Actually, I see I lied. I was going to UCLA by then, and it was my college of the year before, the Mount, that got partly burned. I was nineteen and didn't really believe it would get to our house, and it probably wouldn't have as there was a giant fire fighting mobilization going on...we weren't in the boonies. Still, incredible wipeouts way down into town.
Not to divert the talk from Alberquerque area, sorry. (Fire ecology is a very interesting subject, especially when it affects you.)
Arsonists lighting ABQ fires again
The ABQ Bosque is on fire again. This time, it appears to be arson as fires were set in two separate locations about 4 miles north of last night's fire. Another bridge across the Rio Grande was damaged. More power outages. 200 homes evacuated. The home of my handyman is not far from these new fires. He hasn't had to evacuate yet, but when the strong winds start in about 2 hours, he may have to take his family and pets and leave. The big shopping center where I went grocery shopping today is seriously threatened. The fire started on the east side of the river, then jumped to the west side, where it is spreading fast. Copters and tankers can't be used because of darkness. In about 2 hours, 40 mph winds are expected, which is the worst thing that could happen, because the fires can't be brought under control before then without air support.
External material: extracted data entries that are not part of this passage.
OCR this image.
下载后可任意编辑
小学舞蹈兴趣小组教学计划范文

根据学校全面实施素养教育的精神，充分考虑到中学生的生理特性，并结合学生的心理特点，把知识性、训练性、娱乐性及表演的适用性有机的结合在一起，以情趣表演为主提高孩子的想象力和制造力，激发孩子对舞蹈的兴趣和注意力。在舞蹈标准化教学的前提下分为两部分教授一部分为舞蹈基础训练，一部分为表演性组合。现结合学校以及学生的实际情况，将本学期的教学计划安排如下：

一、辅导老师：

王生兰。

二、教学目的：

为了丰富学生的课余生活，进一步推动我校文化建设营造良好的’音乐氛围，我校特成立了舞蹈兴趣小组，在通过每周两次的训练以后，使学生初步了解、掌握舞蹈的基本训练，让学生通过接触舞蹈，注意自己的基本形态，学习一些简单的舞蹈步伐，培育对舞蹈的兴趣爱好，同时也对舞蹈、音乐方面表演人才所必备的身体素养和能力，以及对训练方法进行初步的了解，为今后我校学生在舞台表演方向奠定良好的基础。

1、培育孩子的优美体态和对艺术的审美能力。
This fire may be even worse than last night's fire. Some sick arsonist(s) are at work in the area.
Ugh, to hear of that.
Thinking of you.
BBB, That is frightening news. It makes me so angry to learn that some sicko can be dangerous to so many lives. We can only hope at this point that no lives will be lost. c.i.
ABQ fire update
It was a terrible sight last night. All firefighting efforts were to save lives and property, not going after the overall fire. At dawn this morning, four National Guard copters started dumping water on the hot spots, which was effective. The wind is over 35 MPH and that's a problem.
Everyone could return to their homes except for owners of about 100 homes. They are still in shelters. Fire crews worked through the night (when air assistance couldn't be used) to save all structures, including a large shopping center (where I had shopped yesterday.) The loss of livestock and pets is unknown at this time even though many people tried to save as many as possible in this horse country.
The Montano bridge over the Rio Grande is still closed today. But the main streets and freeways are finally open, except for the streets in the immediate fire area.
The Governor appeared on TV this morning from the fire area, obviously angry, at the arsonist who is causing all this damage. He said when the arsonist is found the full force of the state will fall on the culprit.
Ash, Natalie and I are OK.
BBB, Just saw a report on t.v. about the fire in Albuquerque. We got the news much before from you. Please keep us posted. Stay safe. c.i.
BBB, I'm so glad you are OK, and thanks for the update on Ash and Natalie, too.